Unfortunately, our young people seem to be the hardest hit by the current job crises. The youth unemployment rate has hit a ten-year high of 19.3%. The minority youth unemployment rate continues to hover around 30%.



Recent studies have shown that nearly 50% of the job losses in this recession have occurred to young people who are 16-24 years old.



Young people desperately need help, but our federal workforce dollars currently serve only about 7% of our eligible youth nationally.



My amendment would increase the youth formula grant money to states and localities and would fully-fund the Youth Opportunity Grant Program, which has a real track record of success in many communities and on Indian reservations around the country.

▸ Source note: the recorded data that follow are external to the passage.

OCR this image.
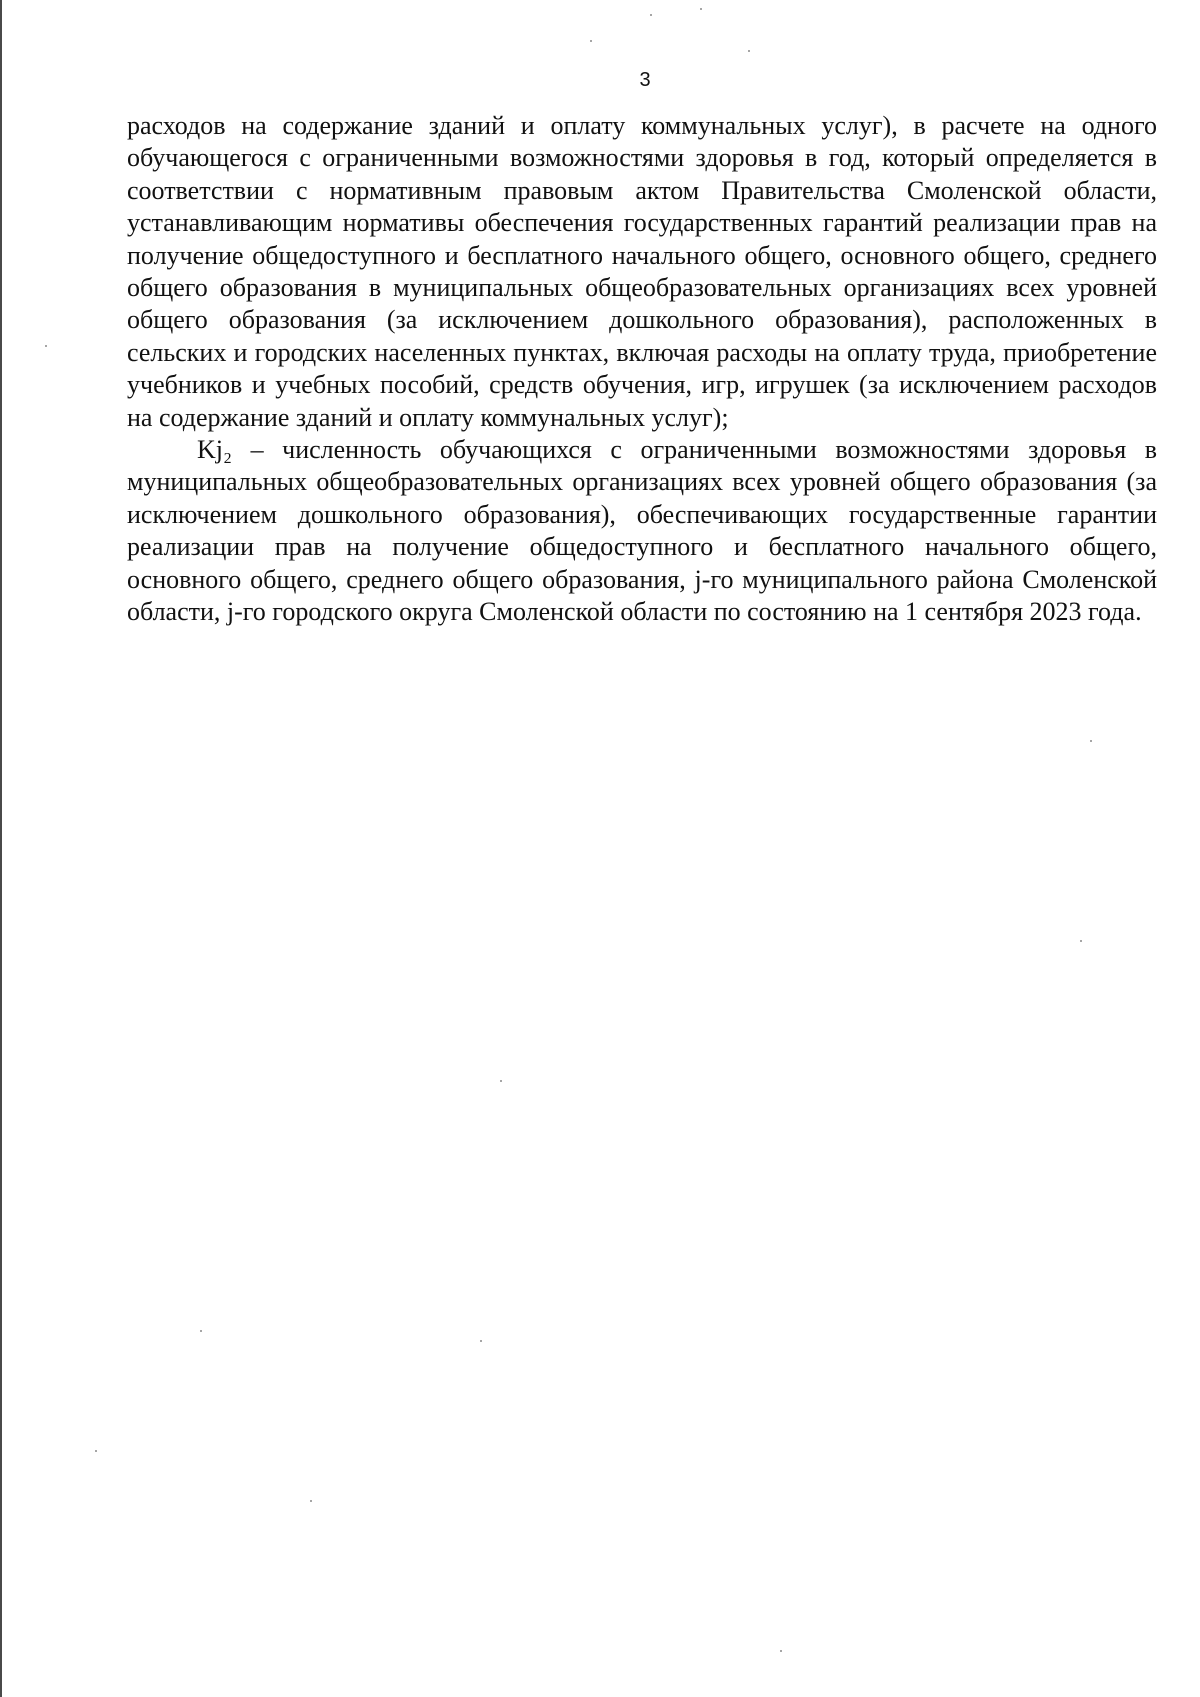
3

расходов на содержание зданий и оплату коммунальных услуг), в расчете на одного обучающегося с ограниченными возможностями здоровья в год, который определяется в соответствии с нормативным правовым актом Правительства Смоленской области, устанавливающим нормативы обеспечения государственных гарантий реализации прав на получение общедоступного и бесплатного начального общего, основного общего, среднего общего образования в муниципальных общеобразовательных организациях всех уровней общего образования (за исключением дошкольного образования), расположенных в сельских и городских населенных пунктах, включая расходы на оплату труда, приобретение учебников и учебных пособий, средств обучения, игр, игрушек (за исключением расходов на содержание зданий и оплату коммунальных услуг);

Kj₂ – численность обучающихся с ограниченными возможностями здоровья в муниципальных общеобразовательных организациях всех уровней общего образования (за исключением дошкольного образования), обеспечивающих государственные гарантии реализации прав на получение общедоступного и бесплатного начального общего, основного общего, среднего общего образования, j-го муниципального района Смоленской области, j-го городского округа Смоленской области по состоянию на 1 сентября 2023 года.
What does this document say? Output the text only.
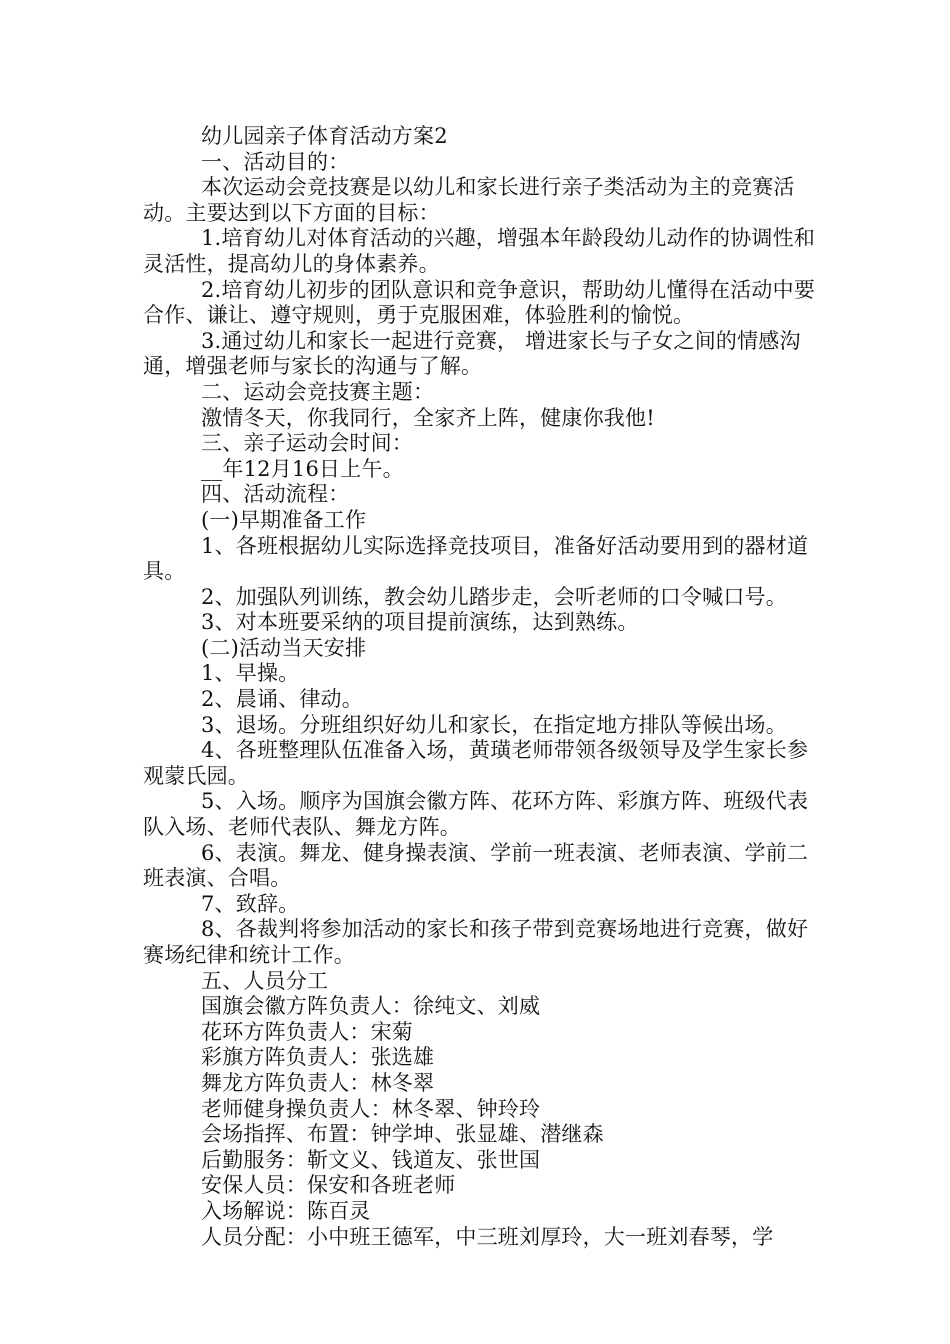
幼儿园亲子体育活动方案2

一、活动目的：

本次运动会竞技赛是以幼儿和家长进行亲子类活动为主的竞赛活动。主要达到以下方面的目标：

1.培育幼儿对体育活动的兴趣，增强本年龄段幼儿动作的协调性和灵活性，提高幼儿的身体素养。

2.培育幼儿初步的团队意识和竞争意识，帮助幼儿懂得在活动中要合作、谦让、遵守规则，勇于克服困难，体验胜利的愉悦。

3.通过幼儿和家长一起进行竞赛， 增进家长与子女之间的情感沟通，增强老师与家长的沟通与了解。

二、运动会竞技赛主题：

激情冬天，你我同行，全家齐上阵，健康你我他!

三、亲子运动会时间：

__年12月16日上午。

四、活动流程：

(一)早期准备工作

1、各班根据幼儿实际选择竞技项目，准备好活动要用到的器材道具。

2、加强队列训练，教会幼儿踏步走，会听老师的口令喊口号。

3、对本班要采纳的项目提前演练，达到熟练。

(二)活动当天安排

1、早操。

2、晨诵、律动。

3、退场。分班组织好幼儿和家长，在指定地方排队等候出场。

4、各班整理队伍准备入场，黄璜老师带领各级领导及学生家长参观蒙氏园。

5、入场。顺序为国旗会徽方阵、花环方阵、彩旗方阵、班级代表队入场、老师代表队、舞龙方阵。

6、表演。舞龙、健身操表演、学前一班表演、老师表演、学前二班表演、合唱。

7、致辞。

8、各裁判将参加活动的家长和孩子带到竞赛场地进行竞赛，做好赛场纪律和统计工作。

五、人员分工

国旗会徽方阵负责人：徐纯文、刘威

花环方阵负责人：宋菊

彩旗方阵负责人：张选雄

舞龙方阵负责人：林冬翠

老师健身操负责人：林冬翠、钟玲玲

会场指挥、布置：钟学坤、张显雄、潜继森

后勤服务：靳文义、钱道友、张世国

安保人员：保安和各班老师

入场解说：陈百灵

人员分配：小中班王德军，中三班刘厚玲，大一班刘春琴，学
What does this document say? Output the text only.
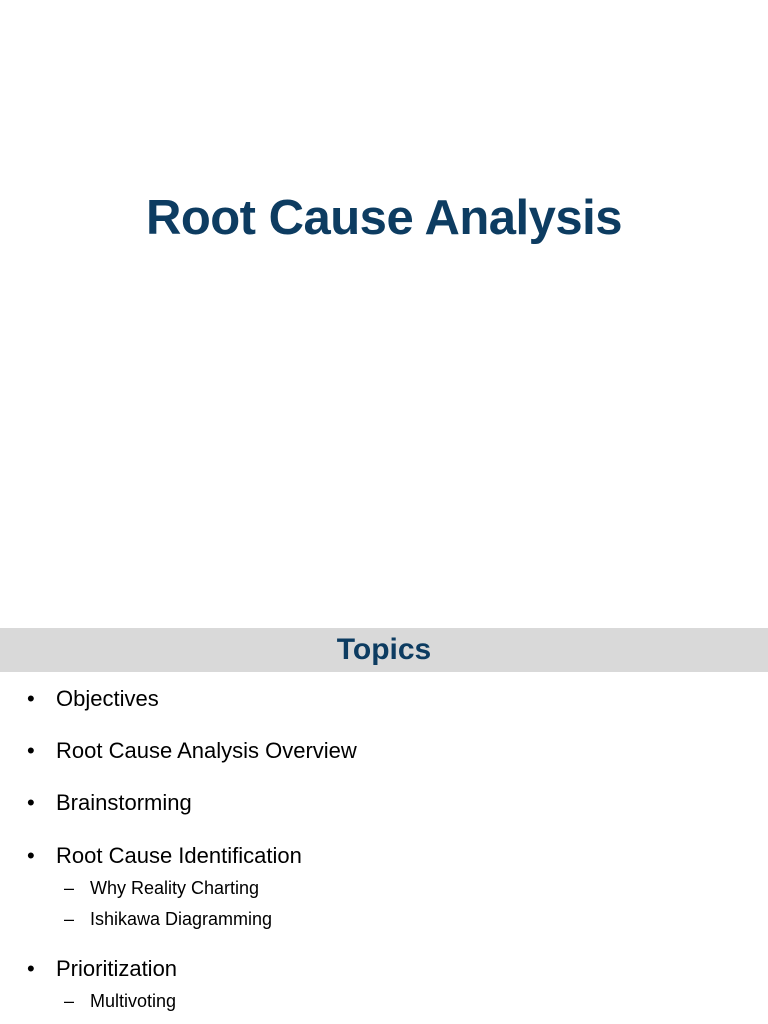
Root Cause Analysis
Topics
• Objectives
• Root Cause Analysis Overview
• Brainstorming
• Root Cause Identification
– Why Reality Charting
– Ishikawa Diagramming
• Prioritization
– Multivoting
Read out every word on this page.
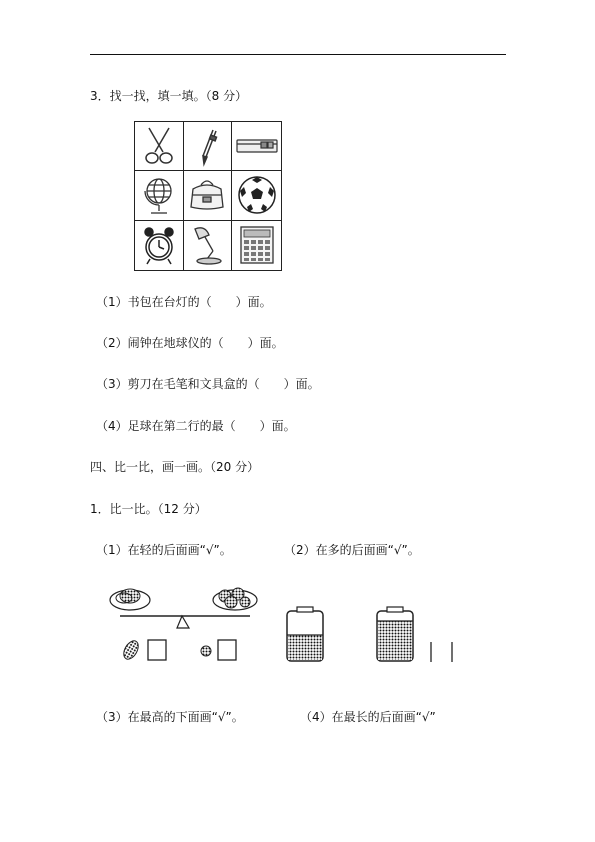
3．找一找，填一填。（8 分）
（1）书包在台灯的（　　）面。
（2）闹钟在地球仪的（　　）面。
（3）剪刀在毛笔和文具盒的（　　）面。
（4）足球在第二行的最（　　）面。
四、比一比，画一画。（20 分）
1．比一比。（12 分）
（1）在轻的后面画“√”。	（2）在多的后面画“√”。
（3）在最高的下面画“√”。	（4）在最长的后面画“√”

My amendment also provides desperately-needed, modest increases for some of our most vulnerable populations – migrant and seasonal farm workers and Native Americans.



These two groups often have unemployment rates above 50%, with few prospects for jobs that will provide a sustainable income to support themselves and their families.



As a nation, we must place a higher priority on helping these chronically underserved populations, and my amendment does that.



Finally, my amendment provides critical infrastructure funding for our national network of 1,900 one-stop employment centers.



These one-stops integrate nearly 20 federal workforce and social service programs at the local level.



In the HELP Committee, we have been working very hard to reauthorize the Workforce Investment Act and to include more related programs such as TANF, small business and transportation into the one-stops with additional emphasis on program integration and seamless service delivery for all eligible Americans.



In summary, the Murray amendment will provide additional hope and opportunities for those citizens who need jobs today.



Given the employment trends we'll face over the next decade, we cannot afford to waste the talents of any worker as we continue to compete in the global economy.



I hope all Senators will agree with me that taking care of the training needs of our workers at home should be a top priority for our government.



The rest of the world is monitoring how we to train our workforce because these foreign governments are looking for every advantage to capture additional market share for goods and services currently produced in the U.S.



Let's not give our competitors another leg up.



Support the Murray amendment so we can continue to have the most highly-skilled and productive workforce in the world, and so we can put Americans back to work in good jobs that will last.



I urge my colleagues to support the Murray Amendment."